Cameron did not make this clear at the time and has not clarified it since; yet this is critical to the debate. According to Cameron’s statement, he will get concessions then put the offer to a referendum. If he gets nothing there is no requirement to go to a referendum. I wrote to my MP about this concession issue, asking for an assurance, that Britain still gets a referendum even if the EU offers nothing (as we all expect). I was fobbed off with a bland statement that ‘we don’t go into these things contemplating failure’.

So, if the EU says “No concessions” (or offers something so platitudinal to be worthless), Cameron appears to be under no obligation to provide a referendum in 2017 or ever.

However, it’s all academic because Cameron has as much chance of winning the next election as I do. Miliband is in thrall of what he perceives as a mildly socialist Shangri la, and of course the entire cross party political and financial elite, they all get richer from Britain being in the EU. So, barring a poll tax-style uprising, a UKIP majority or being thrown out; we are stuck with the EU.

Or the EU is stuck with us, depending on which way you look at it.

Gosporttory said...

Fully agree with David Barneby. We have had sufficient opinion polls now to indicate that the majority of the British people have simply had enough of the entire profligate EU Gravy Train. We are sick to the teeth at having to subsidise French etc peasant farmers, etc, etc, hence the dramatic rise in support for UKIP!!!!

David Horton said...

Following on from my above, there are some conclusions that the Open Europe team cannot fail to have realised.

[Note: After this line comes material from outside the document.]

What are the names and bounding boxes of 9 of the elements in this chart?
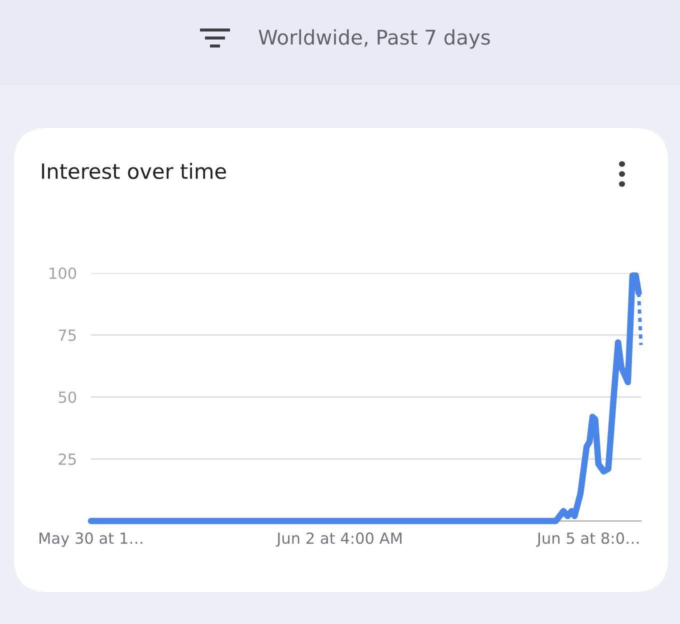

Cameron won’t convince 26 (27) EU nations, Rompuy, Barroso and Britain’s mate, Herr Schulz, to make meaningful concessions, but even if he did, he will not get voted in because the EUsceptic vote will turn to UKIP
Miliband is fairly pro-EU, despite some real fears about the number of old labour voters who will also turn to UKIP
Clegg and the Liberal are of course very pro-EU, but will be wiped out next election.
Farage will see a huge swing, not enough to win seats, but easily enough to spoil.

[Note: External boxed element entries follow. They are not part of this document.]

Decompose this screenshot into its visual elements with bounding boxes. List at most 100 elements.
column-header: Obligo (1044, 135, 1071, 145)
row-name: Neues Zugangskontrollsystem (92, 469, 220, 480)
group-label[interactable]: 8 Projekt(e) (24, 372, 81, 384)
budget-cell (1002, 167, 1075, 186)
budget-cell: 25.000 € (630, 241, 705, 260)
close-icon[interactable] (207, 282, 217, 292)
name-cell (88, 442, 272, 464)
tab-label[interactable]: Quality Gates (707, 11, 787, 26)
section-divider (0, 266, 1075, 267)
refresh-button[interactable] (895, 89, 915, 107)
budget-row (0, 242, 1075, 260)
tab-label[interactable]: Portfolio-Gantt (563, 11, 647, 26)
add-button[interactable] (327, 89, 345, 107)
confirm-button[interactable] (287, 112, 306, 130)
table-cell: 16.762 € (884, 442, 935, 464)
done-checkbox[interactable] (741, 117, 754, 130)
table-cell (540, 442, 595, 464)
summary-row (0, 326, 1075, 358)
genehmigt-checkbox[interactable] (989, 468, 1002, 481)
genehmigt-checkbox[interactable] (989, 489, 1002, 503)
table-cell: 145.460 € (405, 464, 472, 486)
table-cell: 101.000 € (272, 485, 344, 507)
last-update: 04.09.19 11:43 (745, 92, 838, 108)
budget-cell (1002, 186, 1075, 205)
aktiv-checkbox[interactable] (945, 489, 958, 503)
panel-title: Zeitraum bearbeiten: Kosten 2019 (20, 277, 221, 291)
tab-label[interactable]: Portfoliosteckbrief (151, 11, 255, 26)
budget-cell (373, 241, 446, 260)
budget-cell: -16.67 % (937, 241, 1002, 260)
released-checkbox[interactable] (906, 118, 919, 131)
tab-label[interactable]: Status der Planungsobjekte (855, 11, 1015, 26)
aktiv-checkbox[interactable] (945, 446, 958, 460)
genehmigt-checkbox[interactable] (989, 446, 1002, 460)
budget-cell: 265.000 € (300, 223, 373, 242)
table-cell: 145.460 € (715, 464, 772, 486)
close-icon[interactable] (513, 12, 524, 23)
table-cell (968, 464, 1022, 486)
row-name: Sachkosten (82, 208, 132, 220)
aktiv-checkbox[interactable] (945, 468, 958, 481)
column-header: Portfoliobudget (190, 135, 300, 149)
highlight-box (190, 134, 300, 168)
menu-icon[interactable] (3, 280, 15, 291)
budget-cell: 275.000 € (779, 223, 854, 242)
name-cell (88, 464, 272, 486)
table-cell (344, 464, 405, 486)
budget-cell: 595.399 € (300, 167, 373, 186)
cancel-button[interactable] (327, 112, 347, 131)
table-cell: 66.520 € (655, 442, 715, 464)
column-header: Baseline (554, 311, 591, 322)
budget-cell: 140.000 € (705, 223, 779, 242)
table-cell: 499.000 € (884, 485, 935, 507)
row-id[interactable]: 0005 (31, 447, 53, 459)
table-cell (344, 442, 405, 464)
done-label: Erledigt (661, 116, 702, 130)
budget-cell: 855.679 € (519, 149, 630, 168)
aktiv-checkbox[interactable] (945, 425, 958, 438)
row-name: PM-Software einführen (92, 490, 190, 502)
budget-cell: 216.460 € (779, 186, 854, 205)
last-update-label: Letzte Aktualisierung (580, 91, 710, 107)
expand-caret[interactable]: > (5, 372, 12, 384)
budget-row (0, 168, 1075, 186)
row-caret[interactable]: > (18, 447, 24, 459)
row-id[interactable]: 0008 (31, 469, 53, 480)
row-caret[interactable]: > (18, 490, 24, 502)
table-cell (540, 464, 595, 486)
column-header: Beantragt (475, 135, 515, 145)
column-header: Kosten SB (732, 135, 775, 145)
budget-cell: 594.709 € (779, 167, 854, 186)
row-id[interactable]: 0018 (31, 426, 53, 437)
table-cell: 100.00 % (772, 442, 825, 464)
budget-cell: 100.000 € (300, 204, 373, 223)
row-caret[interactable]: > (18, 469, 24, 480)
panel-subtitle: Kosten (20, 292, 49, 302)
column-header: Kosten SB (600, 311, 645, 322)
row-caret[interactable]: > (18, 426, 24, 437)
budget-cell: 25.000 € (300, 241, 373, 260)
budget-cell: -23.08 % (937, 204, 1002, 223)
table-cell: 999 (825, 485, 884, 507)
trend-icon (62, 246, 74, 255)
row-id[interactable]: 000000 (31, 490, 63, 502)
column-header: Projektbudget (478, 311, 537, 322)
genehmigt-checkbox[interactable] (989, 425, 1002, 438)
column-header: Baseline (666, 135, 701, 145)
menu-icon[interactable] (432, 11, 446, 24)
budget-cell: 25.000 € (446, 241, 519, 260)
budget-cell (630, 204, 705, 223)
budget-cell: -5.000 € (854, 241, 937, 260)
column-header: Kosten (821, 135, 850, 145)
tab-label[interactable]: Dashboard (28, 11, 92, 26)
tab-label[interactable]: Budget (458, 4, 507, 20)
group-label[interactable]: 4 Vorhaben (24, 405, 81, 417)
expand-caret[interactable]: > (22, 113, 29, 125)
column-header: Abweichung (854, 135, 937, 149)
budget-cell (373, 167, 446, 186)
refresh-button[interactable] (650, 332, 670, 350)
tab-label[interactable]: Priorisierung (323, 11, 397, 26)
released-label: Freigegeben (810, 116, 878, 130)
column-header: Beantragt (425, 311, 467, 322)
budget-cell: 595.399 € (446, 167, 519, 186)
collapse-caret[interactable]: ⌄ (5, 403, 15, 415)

Another hung parliament, another five years of being tied to this runaway EU without any prospect for a referendum.

So, assuming the EU won’t concede a cent to Britain and keeps charging towards political union, the people of Britain have only one choice. Unless Cameron changes his stance, the electorate must vote UKIP. If they don’t, Britain faces the inevitable; that of becoming merely a province in the United States of Europe, at some time in the future.

It sounds alarmist, but what other course of action has the EU? If it doesn’t grow closer by union, it will either split into north and south, or fall apart.

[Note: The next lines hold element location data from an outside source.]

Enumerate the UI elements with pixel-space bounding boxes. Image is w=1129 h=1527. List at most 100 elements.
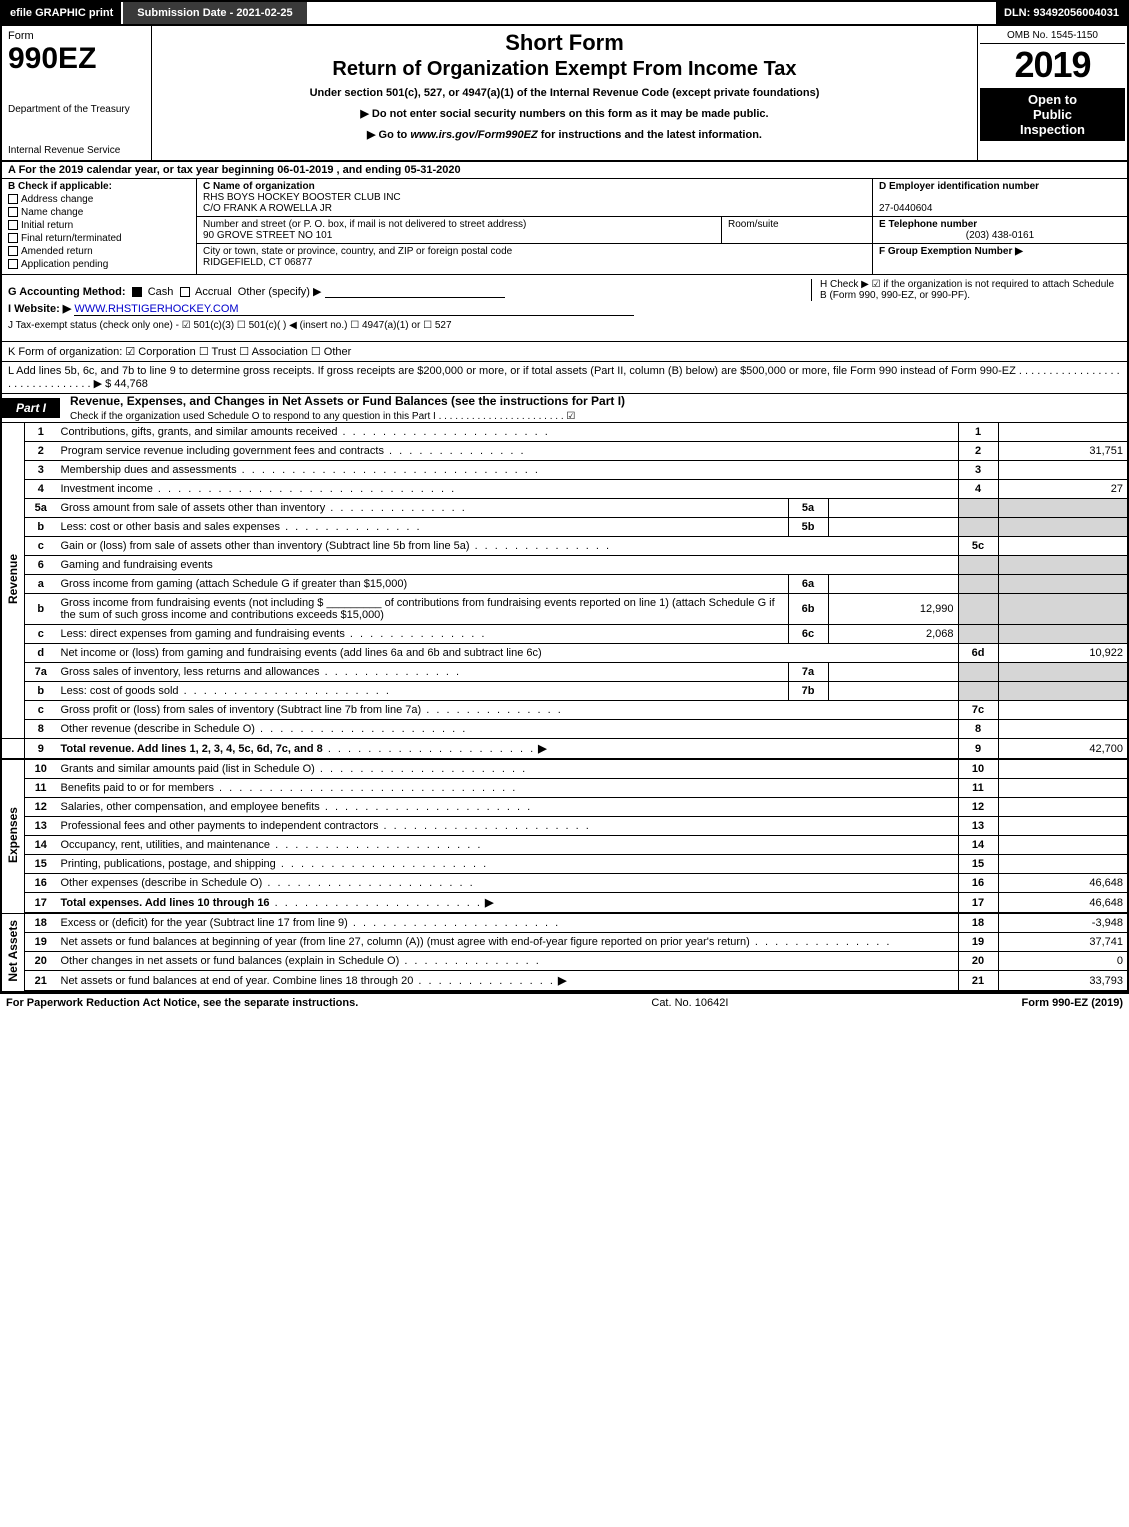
- website-label: I Website: ▶: [8, 303, 71, 315]
- irs-link[interactable]: www.irs.gov/Form990EZ: [410, 129, 537, 141]
- topbar-spacer: [307, 2, 996, 24]
- chk-accrual[interactable]: [180, 287, 190, 297]
- line-rval: [998, 423, 1128, 442]
- line-num: 20: [25, 952, 57, 971]
- line-rval: 46,648: [998, 874, 1128, 893]
- line-rval: [998, 855, 1128, 874]
- line-rnum: 20: [958, 952, 998, 971]
- line-rnum: 11: [958, 779, 998, 798]
- line-num: 18: [25, 913, 57, 933]
- footer-right: Form 990-EZ (2019): [1022, 997, 1123, 1009]
- line-rnum: 6d: [958, 644, 998, 663]
- line-num: 19: [25, 933, 57, 952]
- line-desc: Net assets or fund balances at beginning…: [57, 933, 959, 952]
- line-rnum: 7c: [958, 701, 998, 720]
- chk-label: Name change: [21, 207, 83, 218]
- org-addr-block: Number and street (or P. O. box, if mail…: [197, 217, 722, 243]
- sub-val: 12,990: [828, 594, 958, 625]
- chk-label: Amended return: [21, 246, 93, 257]
- line-rval: [998, 836, 1128, 855]
- g-label: G Accounting Method:: [8, 286, 126, 298]
- line-rnum: 2: [958, 442, 998, 461]
- shaded-cell: [958, 663, 998, 682]
- line-num: 1: [25, 423, 57, 442]
- line-desc: Occupancy, rent, utilities, and maintena…: [57, 836, 959, 855]
- under-section: Under section 501(c), 527, or 4947(a)(1)…: [162, 87, 967, 99]
- sub-num: 5b: [788, 518, 828, 537]
- line-num: 12: [25, 798, 57, 817]
- line-rnum: 16: [958, 874, 998, 893]
- website-link[interactable]: WWW.RHSTIGERHOCKEY.COM: [74, 303, 634, 316]
- line-num: 9: [25, 739, 57, 760]
- line-rnum: 9: [958, 739, 998, 760]
- chk-label: Application pending: [21, 259, 108, 270]
- line-num: 2: [25, 442, 57, 461]
- line-rnum: 15: [958, 855, 998, 874]
- shaded-cell: [998, 594, 1128, 625]
- shaded-cell: [998, 518, 1128, 537]
- ein-block: D Employer identification number 27-0440…: [873, 179, 1127, 217]
- chk-application-pending[interactable]: Application pending: [8, 259, 190, 270]
- line-desc: Less: cost of goods sold: [57, 682, 789, 701]
- sub-num: 6c: [788, 625, 828, 644]
- line-num: 13: [25, 817, 57, 836]
- line-rnum: 1: [958, 423, 998, 442]
- addr-label: Number and street (or P. O. box, if mail…: [203, 219, 526, 230]
- line-desc: Gross sales of inventory, less returns a…: [57, 663, 789, 682]
- line-rval: [998, 537, 1128, 556]
- meta-block: H Check ▶ ☑ if the organization is not r…: [0, 275, 1129, 342]
- line-rval: 42,700: [998, 739, 1128, 760]
- accrual-label: Accrual: [195, 286, 232, 298]
- line-num: 3: [25, 461, 57, 480]
- other-specify-slot[interactable]: [325, 286, 505, 298]
- chk-address-change[interactable]: Address change: [8, 194, 190, 205]
- line-num: 16: [25, 874, 57, 893]
- sub-num: 6b: [788, 594, 828, 625]
- line-num: 15: [25, 855, 57, 874]
- shaded-cell: [958, 518, 998, 537]
- chk-final-return[interactable]: Final return/terminated: [8, 233, 190, 244]
- line-num: 7a: [25, 663, 57, 682]
- line-rval: [998, 701, 1128, 720]
- line-rval: 0: [998, 952, 1128, 971]
- line-desc: Gross profit or (loss) from sales of inv…: [57, 701, 959, 720]
- part-1-check-line: Check if the organization used Schedule …: [70, 411, 575, 422]
- chk-cash[interactable]: [132, 287, 142, 297]
- shaded-cell: [958, 556, 998, 575]
- line-rnum: 4: [958, 480, 998, 499]
- irs-label: Internal Revenue Service: [8, 145, 145, 156]
- org-address: 90 GROVE STREET NO 101: [203, 230, 332, 241]
- footer-left: For Paperwork Reduction Act Notice, see …: [6, 997, 358, 1009]
- sub-num: 6a: [788, 575, 828, 594]
- line-rval: [998, 779, 1128, 798]
- line-rnum: 8: [958, 720, 998, 739]
- line-rval: [998, 720, 1128, 739]
- room-suite: Room/suite: [722, 217, 872, 243]
- form-header: Form 990EZ Department of the Treasury In…: [0, 26, 1129, 162]
- chk-initial-return[interactable]: Initial return: [8, 220, 190, 231]
- org-name-block: C Name of organization RHS BOYS HOCKEY B…: [197, 179, 872, 217]
- line-desc: Other revenue (describe in Schedule O): [57, 720, 959, 739]
- sub-val: [828, 499, 958, 518]
- top-bar: efile GRAPHIC print Submission Date - 20…: [0, 0, 1129, 26]
- line-desc: Total expenses. Add lines 10 through 16: [57, 893, 959, 914]
- row-a-tax-year: A For the 2019 calendar year, or tax yea…: [0, 162, 1129, 179]
- header-mid: Short Form Return of Organization Exempt…: [152, 26, 977, 160]
- shaded-cell: [958, 594, 998, 625]
- line-rval: [998, 759, 1128, 779]
- line-rval: 10,922: [998, 644, 1128, 663]
- sub-val: [828, 518, 958, 537]
- line-desc: Gain or (loss) from sale of assets other…: [57, 537, 959, 556]
- efile-print[interactable]: efile GRAPHIC print: [2, 2, 121, 24]
- open-to-public: Open to Public Inspection: [980, 88, 1125, 141]
- l-gross-receipts: L Add lines 5b, 6c, and 7b to line 9 to …: [0, 362, 1129, 394]
- line-num: b: [25, 594, 57, 625]
- line-num: 6: [25, 556, 57, 575]
- chk-amended-return[interactable]: Amended return: [8, 246, 190, 257]
- goto-line: ▶ Go to www.irs.gov/Form990EZ for instru…: [162, 128, 967, 141]
- expenses-vlabel: Expenses: [1, 759, 25, 913]
- shaded-cell: [958, 499, 998, 518]
- col-c-org: C Name of organization RHS BOYS HOCKEY B…: [197, 179, 872, 274]
- chk-name-change[interactable]: Name change: [8, 207, 190, 218]
- open-line-3: Inspection: [982, 122, 1123, 137]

So although it is comforting to know that Britain and Germany have many areas of common ground; frankly, it don’t amount to a hill of beans. Britain can’t leave unless there is a political imperative from a party or coalition in Westminster. Voting Conservative, Labour or Liberal is a vote to stay in the EU.

Anonymous said...

OE's proposals are good and seek to reduce the attraction of the UK's benefits system. The complicated part of the execution of such ideas is that the EU Commission will have to make changes or agree that the UK can apply only some of its benefits to all EU citizens. This is in my mind very unlikely.
There is however another way of achieving these proposals by simply changing the way that the UK's benefits are applied. The UK could make access to its benefits dependent on residence time.
Those benefits which the UK wish to restrict access could be based on a period of residency. To qualify, the migrant would have to prove residency for a period, of say 3 years before being eligible. For example no unemployment benefit until you have been resident for three years. The same could apply to tax credits for a longer or shorter time.
Health tourism could be effectively stopped by requiring a residency time of much less e.g. 6 months.
The same rules would apply to the indigenous population but would be effectively non-applicable.